Unlock the Editor’s Digest for free
Roula Khalaf, Editor of the FT, selects her favourite stories in this weekly newsletter.
Bank of America has sent “letters of education” to employees who have not been showing up at the office, warning them of disciplinary action, in the latest move from a large company to push staff back to the workplace.
One of the messages said its recipient had failed to meet the bank’s “Workplace Excellence Guidelines” for work location “despite requests and reminders to do so”.
“Failure to follow the workplace excellence expectations applicable to your role within two weeks of the date of this notification may result in further disciplinary action,” according to the text of the letter that a BofA employee posted online.
A bank spokesperson said the text was consistent with the warning letters that have been sent, without verifying their exact contents.
Banks were among the first employers to call workers back to offices after Covid-19 altered work routines. Even so, nearly four years since companies sent workers home at the start of the pandemic, 82 per cent of large financial companies retained hybrid arrangements for most of their employees as of the end of 2023, according to the most recent data from workforce consultant Scoop.
But Jeanne Branthover, head of the global finance practice at recruiting firm DHR Global, said since the start of this year all of the banks have been stepping up enforcement of days required in the office. “Sending out these letters, that wasn’t happening before,” she said. “Once one firm says it is going to do X, then everyone is going to follow.”

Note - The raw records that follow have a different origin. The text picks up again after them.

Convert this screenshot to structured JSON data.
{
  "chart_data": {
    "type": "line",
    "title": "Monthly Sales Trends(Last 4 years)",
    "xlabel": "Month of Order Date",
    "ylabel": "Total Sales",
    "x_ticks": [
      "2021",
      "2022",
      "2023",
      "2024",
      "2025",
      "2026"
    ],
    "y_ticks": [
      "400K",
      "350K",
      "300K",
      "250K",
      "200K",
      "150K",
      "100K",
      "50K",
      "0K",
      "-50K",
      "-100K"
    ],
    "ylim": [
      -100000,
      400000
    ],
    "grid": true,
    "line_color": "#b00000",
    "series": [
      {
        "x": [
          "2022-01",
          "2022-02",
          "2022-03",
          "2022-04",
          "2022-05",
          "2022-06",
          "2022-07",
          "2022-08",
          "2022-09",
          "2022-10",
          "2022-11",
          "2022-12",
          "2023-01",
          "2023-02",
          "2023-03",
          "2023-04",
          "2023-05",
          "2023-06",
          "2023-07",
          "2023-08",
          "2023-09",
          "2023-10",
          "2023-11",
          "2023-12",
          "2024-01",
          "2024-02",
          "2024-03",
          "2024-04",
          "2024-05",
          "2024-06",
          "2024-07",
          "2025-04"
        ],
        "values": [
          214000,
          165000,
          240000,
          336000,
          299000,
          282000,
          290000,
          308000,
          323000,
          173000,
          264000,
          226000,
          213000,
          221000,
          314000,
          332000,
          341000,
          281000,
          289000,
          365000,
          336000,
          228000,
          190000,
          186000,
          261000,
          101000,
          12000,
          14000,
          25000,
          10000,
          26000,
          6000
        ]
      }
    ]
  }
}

JPMorgan Chase, the largest US bank by assets, last April began requiring all senior managers to be in the office five days a week, up from three. The bank declined to comment.
Citigroup last summer sent a notice to its UK employees that it would begin tracking office visits, as well as enforcing its attendance requirement, which is three days a week for nearly all employees. “We remain committed to our hybrid work model,” said a Citi spokesperson.
Goldman Sachs, which was earlier than most banks in requiring employees to return to the office in 2021, said attendance from Monday to Thursday had returned to pre-pandemic levels while it was still lower on Fridays.
Goldman recently told junior bankers that they could not expense meals if they were working from home, even if they were working late or otherwise would qualify for a meal in the office.
“We’ve returned to our normal policy for after-hours meals,” a Goldman spokesperson said.
Office attendance expectations have become more stringent as higher interest rates and a slowdown in corporate dealmaking have hurt banks’ bottom lines and prompted lay-offs. “Banks are not as worried about losing their talent as they were a year ago,” Branthover said.
BofA, Citi and UBS have initiated new rounds of job cuts in the past week. BofA’s lay-offs involve a few dozen workers and are mostly in its investment bank, according to outside recruiters and employees there.
Lay-offs at Citi and UBS are part of restructuring efforts, the former of which is looking to cut 20,000 workers by 2026. UBS is eliminating jobs as it integrates teams from the struggling Credit Suisse, which it acquired last year.
Citi, UBS and BofA declined to comment on lay-offs. BofA said it had not altered its in-office requirement, which has been three days a week for most employees since October 2022, and that the vast majority of its workers comply with attendance policies.
BofA issues letters of education to employees for a variety of workplace issues, and began using them to address office attendance concerns last autumn. Earlier this month, BofA reported that its employee turnover rate dropped to 6 per cent in the fourth quarter of 2023, about half of the bank’s typical rate.